Nicola Holm has just started her MSCF fellowship at the Faculty of History. Nicola’s project, the Urban Dynamics of Late Antique Antioch (UrbAnt) will consider the civic, ecclesiastical and imperial politics in the city of Antioch between 270-438 CE. This project is concerned with how these different spheres of influence intersected and fed into the dynamics of Antioch. As a significant urban, ecclesiastical, and imperial centre in late antiquity, Antioch’s urban dynamics were constantly changing. The interconnectedness of its different political and social networks and their effect on the urban dynamics of Antioch shifted according to the various contestations of authority that came and went with the numerous imperial residences, bishops and imperial officials. UrbAnt will result in the construction of a prosopographical database of individuals attested in Antioch, and will consider the social networks of these individuals, many of whom led careers both inside and outside of Antioch. Ultimately this project seeks to understand how the urban dynamics of a city, like Antioch, were shaped by internal and external factors.

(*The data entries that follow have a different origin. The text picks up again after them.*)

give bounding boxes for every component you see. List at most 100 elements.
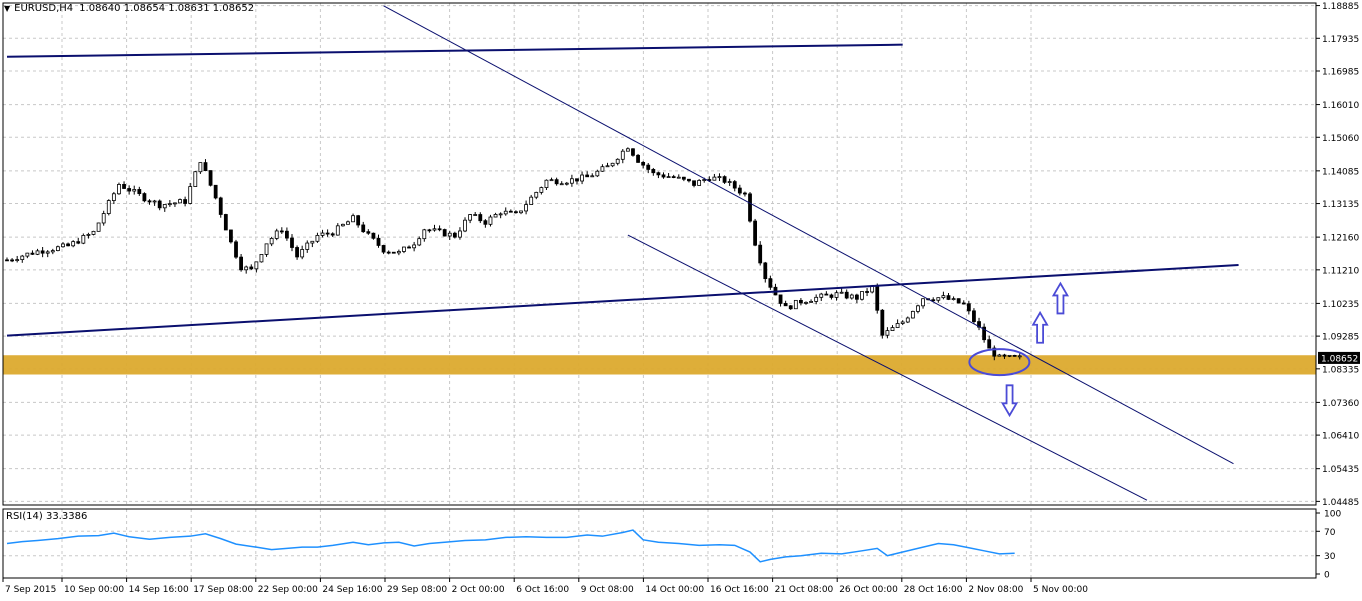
rsi-line — [6, 529, 1015, 563]
y-tick-label: 1.16985 — [1322, 68, 1359, 78]
bull-candle — [71, 241, 76, 247]
bull-candle — [834, 292, 839, 298]
bear-candle — [758, 244, 763, 264]
bull-candle — [167, 203, 172, 206]
bear-candle — [223, 214, 228, 231]
y-tick-label: 1.12160 — [1322, 234, 1359, 244]
bull-candle — [559, 183, 564, 186]
bull-candle — [264, 243, 269, 255]
x-tick-label: 14 Sep 16:00 — [129, 585, 189, 595]
bull-candle — [519, 210, 523, 214]
bear-candle — [946, 295, 951, 300]
bear-candle — [824, 293, 829, 296]
bull-candle — [620, 150, 625, 160]
up-arrow-icon — [1051, 281, 1070, 315]
bear-candle — [992, 347, 997, 357]
y-tick-label: 1.08335 — [1322, 365, 1359, 375]
dropdown-triangle-icon[interactable]: ▼ — [4, 4, 11, 13]
rsi-series — [6, 529, 1015, 563]
bear-candle — [183, 199, 188, 204]
x-tick-label: 22 Sep 00:00 — [258, 585, 318, 595]
bull-candle — [162, 204, 167, 209]
bull-candle — [997, 354, 1002, 357]
bull-candle — [590, 175, 595, 178]
bull-candle — [117, 184, 121, 195]
bull-candle — [106, 200, 111, 214]
bear-candle — [371, 232, 376, 239]
bear-candle — [641, 162, 646, 166]
bear-candle — [844, 291, 849, 299]
bull-candle — [300, 249, 305, 258]
bull-candle — [600, 166, 605, 172]
bear-candle — [768, 278, 773, 288]
bull-candle — [412, 244, 417, 249]
bear-candle — [122, 184, 126, 189]
bear-candle — [799, 299, 803, 304]
bull-candle — [45, 251, 50, 254]
bear-candle — [478, 214, 483, 222]
bear-candle — [10, 259, 14, 262]
bull-candle — [849, 294, 854, 299]
bull-candle — [15, 259, 20, 261]
bear-candle — [356, 215, 361, 226]
bull-candle — [524, 204, 528, 212]
x-tick-label: 29 Sep 08:00 — [387, 585, 447, 595]
bull-candle — [96, 222, 101, 232]
current-price-marker — [1318, 351, 1360, 364]
bear-candle — [656, 172, 661, 176]
bear-candle — [40, 250, 45, 254]
bull-candle — [860, 291, 864, 300]
trendline-layer — [6, 5, 1239, 501]
bear-candle — [76, 241, 81, 244]
bull-candle — [819, 293, 824, 298]
bear-candle — [361, 224, 366, 233]
bull-candle — [81, 235, 86, 244]
bull-candle — [1017, 355, 1022, 358]
bull-candle — [310, 240, 315, 244]
bull-candle — [936, 297, 941, 301]
x-tick-label: 21 Oct 08:00 — [775, 585, 834, 595]
grid-layer — [2, 3, 1316, 578]
y-tick-label: 1.06410 — [1322, 432, 1359, 442]
bear-candle — [203, 162, 208, 171]
bear-candle — [137, 189, 142, 194]
bear-candle — [554, 179, 559, 185]
bear-candle — [854, 294, 859, 300]
bull-candle — [132, 189, 137, 192]
bear-candle — [778, 294, 783, 304]
bull-candle — [610, 162, 615, 167]
bear-candle — [285, 230, 289, 239]
bull-candle — [111, 193, 116, 201]
bull-candle — [463, 219, 467, 232]
bull-candle — [244, 266, 249, 271]
bear-candle — [427, 229, 432, 232]
bull-candle — [269, 238, 274, 245]
bear-candle — [753, 220, 758, 246]
bear-candle — [483, 220, 488, 225]
bull-candle — [91, 230, 96, 235]
x-tick-label: 26 Oct 00:00 — [839, 585, 898, 595]
bear-candle — [966, 303, 971, 312]
bear-candle — [585, 174, 590, 178]
bear-candle — [442, 229, 447, 237]
bear-candle — [5, 259, 9, 262]
channel-lower-line — [627, 234, 1148, 501]
x-tick-label: 16 Oct 16:00 — [710, 585, 769, 595]
bull-candle — [458, 230, 462, 238]
bear-candle — [127, 188, 132, 192]
bull-candle — [564, 182, 569, 185]
bear-candle — [671, 176, 676, 179]
bear-candle — [865, 291, 869, 293]
bull-candle — [422, 229, 427, 240]
bull-candle — [315, 235, 320, 242]
rsi-tick-label: 30 — [1324, 552, 1336, 562]
bear-candle — [508, 210, 513, 213]
current-price-label: 1.08652 — [1321, 354, 1358, 364]
bear-candle — [1012, 354, 1017, 357]
bear-candle — [651, 169, 656, 174]
bear-candle — [783, 303, 788, 307]
bull-candle — [468, 214, 473, 221]
bear-candle — [646, 164, 651, 170]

Prior to this, Nicola was a CRAC postdoctoral fellow (2024-2025), and received her PhD from Exeter in 2024. Her previous work has been primarily focussed upon the fourth century, and the transformation of imperial policy towards the Church, as well as the Constantinian dynasty. She is co-editor of a forthcoming volume, Constantinian Representations: Ideology, Power, and Propaganda (expected 2026, LUP). Nicola also has a series of forthcoming publications about the Constantinian dynasty in the Greek Ecclesiastical Histories, the role of Sirmium as a dynastic space in the 350s, and the Emperor Julian.